You’d be hard pressed to find a bass player busier or more in demand than Chris Chaney. The A-list studio player and Jane’s Addiction bassist always has his hands full with some of the most coveted gigs in the world. Just recently, he launched his band NHC alongside guitarist Dave Navarro and drummer Taylor Hawkins; he performed on SNL and various televised appearances with Miley Cyrus; he provided the low end for new music from Elton John, Ozzy Osbourne, Joe Satriani, and many others; and now he’s off to join Pearl Jam frontman Eddie Vedder’s new supergroup for a U.S. tour. And that’s just his past 12 months. We don’t even have the space here to get into the movie and television scoring gigs he holds down on a weekly basis.
But this is nothing new to Chaney. His career started when he was recruited by a then-unknown artist named Alanis Morissette as she released her now-iconic 1995 album Jagged Little Pill, and his phone hasn’t stopped ringing since. From there, he’s worked with artists across all genres including Celine Dion, Slash, Cher, Shakira, Rob Zombie, Bryan Adams, Josh Groban, Meatloaf, Carly Simon, Glen Campbell, and Joe Cocker. With all of this unreal experience on the road and in the studio, you’d figure he’d have some wild experiences and invaluable wisdom to share, and you’d be right. That’s why we checked in with him during a rare moment of pause at his Los Angeles home to answer our 10 Questions.
1. What music have you been listening to lately?
I’m doing a charity concert for a Music Cares-sponsored event called Above Ground, and I’m learning Lou Reed’s Transformer record in its entirety. Session aces Herbie Flowers and Klaus Voormann played all of the electric and acoustic bass on it.
2. What’s something readers would be surprised that you listen to?
I’m a huge Bee Gees fan, and I’ve watched their new documentary five times. Maurice Gibb wrote the most perfectly crafted bass parts, and Barry Gibb is one of the greatest songwriters ever. I’ve been a fan my whole life and cannot get enough of their record Main Course . It’s a perfect record in every way.
3. What’s one element of your playing that you most want to improve?
My right-hand picking. I didn’t start off as a pick bass player; that came much later for me. It’s something I’ve had to work on quite a bit. I put on the metronome very slowly and play up and down strokes as smoothly and accurately as possible, up and down the neck using scales, while gradually increasing the metronome tempo in increments of two BPM. I’ve been practicing using the Pomodoro technique, where you set a timer for 25 minutes and work on whatever exercises you’re into, then take a five minute break.

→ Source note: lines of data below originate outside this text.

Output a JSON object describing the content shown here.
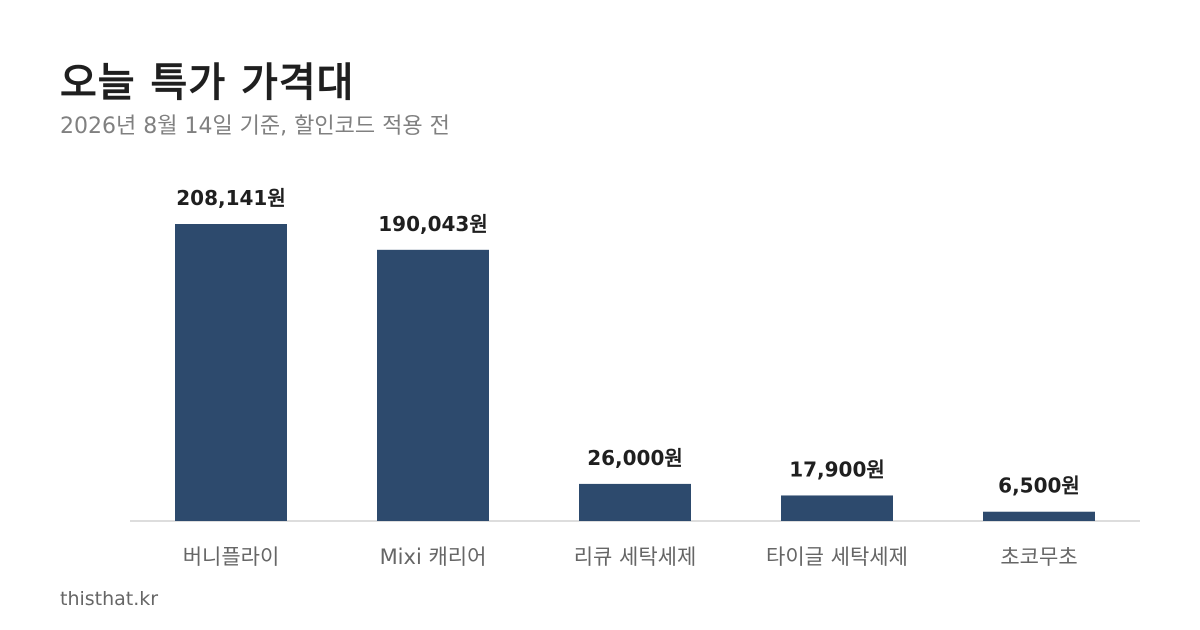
{
  "header": {
    "title": "오늘 특가 가격대",
    "subtitle": "2026년 8월 14일 기준, 할인코드 적용 전"
  },
  "footer": {
    "source": "thisthat.kr"
  },
  "colors": {
    "bar": "#2d4a6d",
    "axis": "#dddddd"
  },
  "chart_data": {
    "type": "bar",
    "categories": [
      "버니플라이",
      "Mixi 캐리어",
      "리큐 세탁세제",
      "타이글 세탁세제",
      "초코무초"
    ],
    "values": [
      208141,
      190043,
      26000,
      17900,
      6500
    ],
    "value_labels": [
      "208,141원",
      "190,043원",
      "26,000원",
      "17,900원",
      "6,500원"
    ],
    "title": "오늘 특가 가격대",
    "subtitle": "2026년 8월 14일 기준, 할인코드 적용 전",
    "xlabel": "",
    "ylabel": "",
    "ylim": [
      0,
      208141
    ],
    "grid": false,
    "legend": "none"
  }
}
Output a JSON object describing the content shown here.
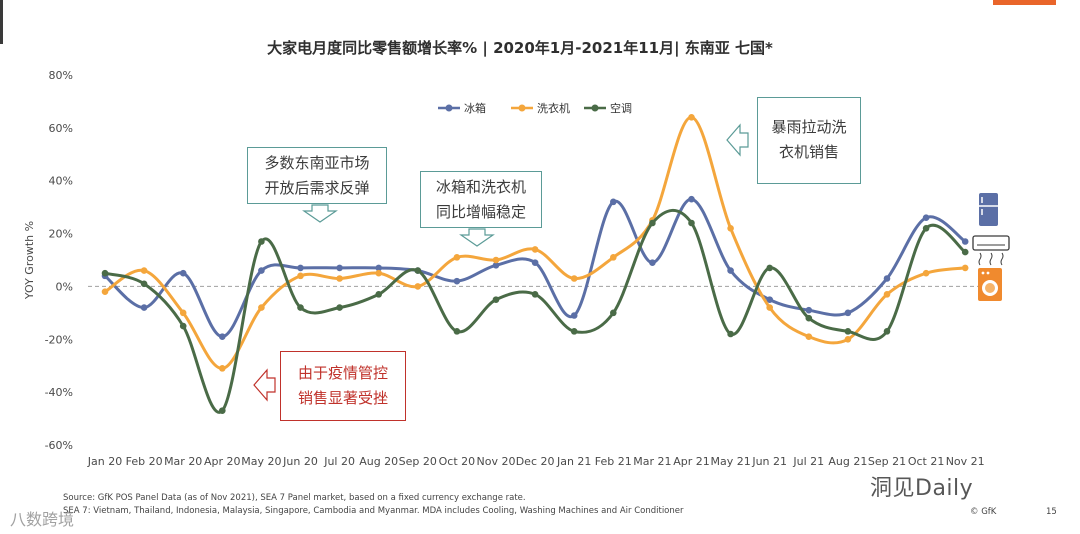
{
  "page": {
    "number": "15",
    "copyright": "© GfK"
  },
  "watermarks": {
    "primary": "洞见Daily",
    "secondary": "八数跨境"
  },
  "callouts": {
    "reopen": [
      "多数东南亚市场",
      "开放后需求反弹"
    ],
    "stable": [
      "冰箱和洗衣机",
      "同比增幅稳定"
    ],
    "rain": [
      "暴雨拉动洗",
      "衣机销售"
    ],
    "covid": [
      "由于疫情管控",
      "销售显著受挫"
    ]
  },
  "source": {
    "line1": "Source: GfK POS Panel Data (as of Nov 2021), SEA 7 Panel market, based on a fixed currency exchange rate.",
    "line2": "SEA 7: Vietnam, Thailand, Indonesia, Malaysia, Singapore, Cambodia and Myanmar. MDA includes Cooling, Washing Machines and Air Conditioner"
  },
  "colors": {
    "fridge": "#5b6fa6",
    "washer": "#f4a63c",
    "ac": "#4a6b47",
    "zero_line": "#a0a0a0"
  },
  "icons": [
    "fridge-icon",
    "air-conditioner-icon",
    "washing-machine-icon"
  ],
  "chart_data": {
    "type": "line",
    "title": "大家电月度同比零售额增长率% | 2020年1月-2021年11月| 东南亚 七国*",
    "ylabel": "YOY Growth %",
    "xlabel": "",
    "ylim": [
      -60,
      80
    ],
    "yticks": [
      80,
      60,
      40,
      20,
      0,
      -20,
      -40,
      -60
    ],
    "ytick_labels": [
      "80%",
      "60%",
      "40%",
      "20%",
      "0%",
      "-20%",
      "-40%",
      "-60%"
    ],
    "categories": [
      "Jan 20",
      "Feb 20",
      "Mar 20",
      "Apr 20",
      "May 20",
      "Jun 20",
      "Jul 20",
      "Aug 20",
      "Sep 20",
      "Oct 20",
      "Nov 20",
      "Dec 20",
      "Jan 21",
      "Feb 21",
      "Mar 21",
      "Apr 21",
      "May 21",
      "Jun 21",
      "Jul 21",
      "Aug 21",
      "Sep 21",
      "Oct 21",
      "Nov 21"
    ],
    "legend_position": "top-center",
    "series": [
      {
        "name": "冰箱",
        "key": "fridge",
        "values": [
          4,
          -8,
          5,
          -19,
          6,
          7,
          7,
          7,
          6,
          2,
          8,
          9,
          -11,
          32,
          9,
          33,
          6,
          -5,
          -9,
          -10,
          3,
          26,
          17
        ]
      },
      {
        "name": "洗衣机",
        "key": "washer",
        "values": [
          -2,
          6,
          -10,
          -31,
          -8,
          4,
          3,
          5,
          0,
          11,
          10,
          14,
          3,
          11,
          25,
          64,
          22,
          -8,
          -19,
          -20,
          -3,
          5,
          7
        ]
      },
      {
        "name": "空调",
        "key": "ac",
        "values": [
          5,
          1,
          -15,
          -47,
          17,
          -8,
          -8,
          -3,
          6,
          -17,
          -5,
          -3,
          -17,
          -10,
          24,
          24,
          -18,
          7,
          -12,
          -17,
          -17,
          22,
          13
        ]
      }
    ]
  }
}
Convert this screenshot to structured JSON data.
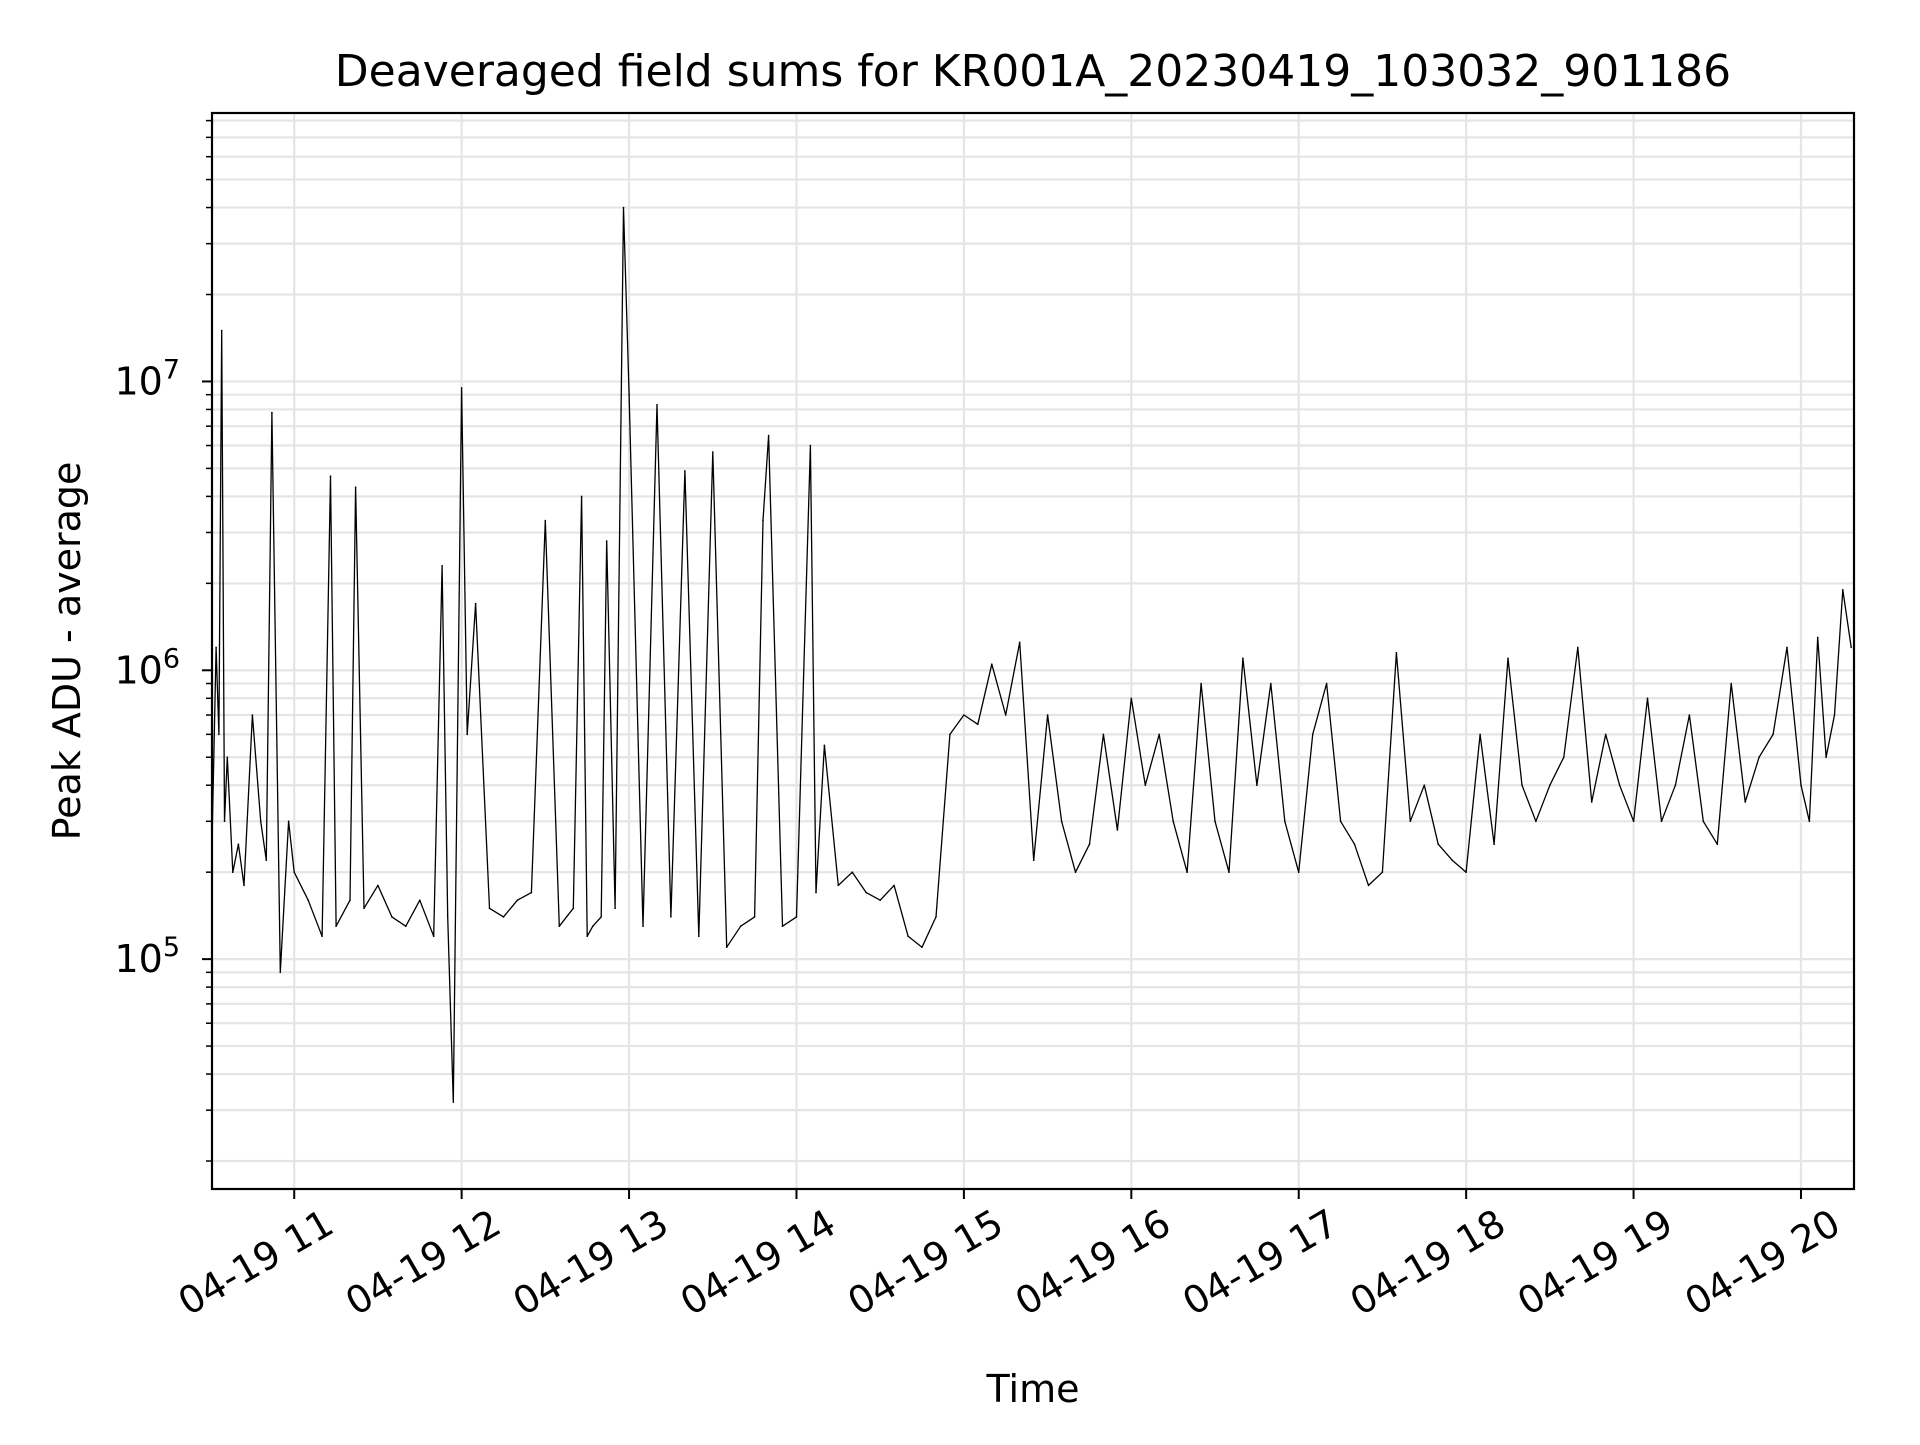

During those five minutes I grab some water, do some light stretching, and kind of recalibrate before the next round. Repeat as many times as you want.
4. What was the first concert you ever attended?
I saw many small-venue shows before my first actual big-arena concert, which was at the Cow Palace in San Francisco. It was Judas Priest’s Screaming For Vengeance tour.
5. What’s the best concert you’ve ever attended?
Roger Waters on his Dark Side of the Moon tour, at the Hollywood Bowl in 2006. I never got to see him with Pink Floyd back in the day, so this was the ultimate treat, and boy did he deliver. What a band!
6. If you could have lunch with any bass player today, alive or dead, who would it be?
Paul McCartney would be my dream lunch. Nobody played for the song quite like him, and plus, he’s a Beatle. He has the best tone, time, and feel, and he always seems to play the right stuff. I’ve watched the Get Back documentary and was just dumbstruck by what an incredible songwriter and musician he is. Not that I didn’t know that before. If you haven’t seen it, I highly recommend doing so. The footage is pure gold!
7. If you could sub for a bass player in any band, who would it be?
Tony Levin! I’m a huge Peter Gabriel fan and absolutely blown away by everything Tony plays.
8. What was your first bass?
In 1982 I rented an Arbor P-style bass from a music store called The Magic Flute.
9. What’s the best advice you’ve ever been given about playing bass?
Practice slowly. If you can’t play something right slowly, then you definitely can’t play it right fast.
10. What’s the most embarrassing thing that has happened to you during a performance?
Getting handed a bass that was tuned down a half-step when the guitars were in standard tuning. The first note was a doozy, and the rest of the song was the most stress I’ve ever felt live, just trying to recalibrate and play the right notes. I don’t recommend that scenario to anyone!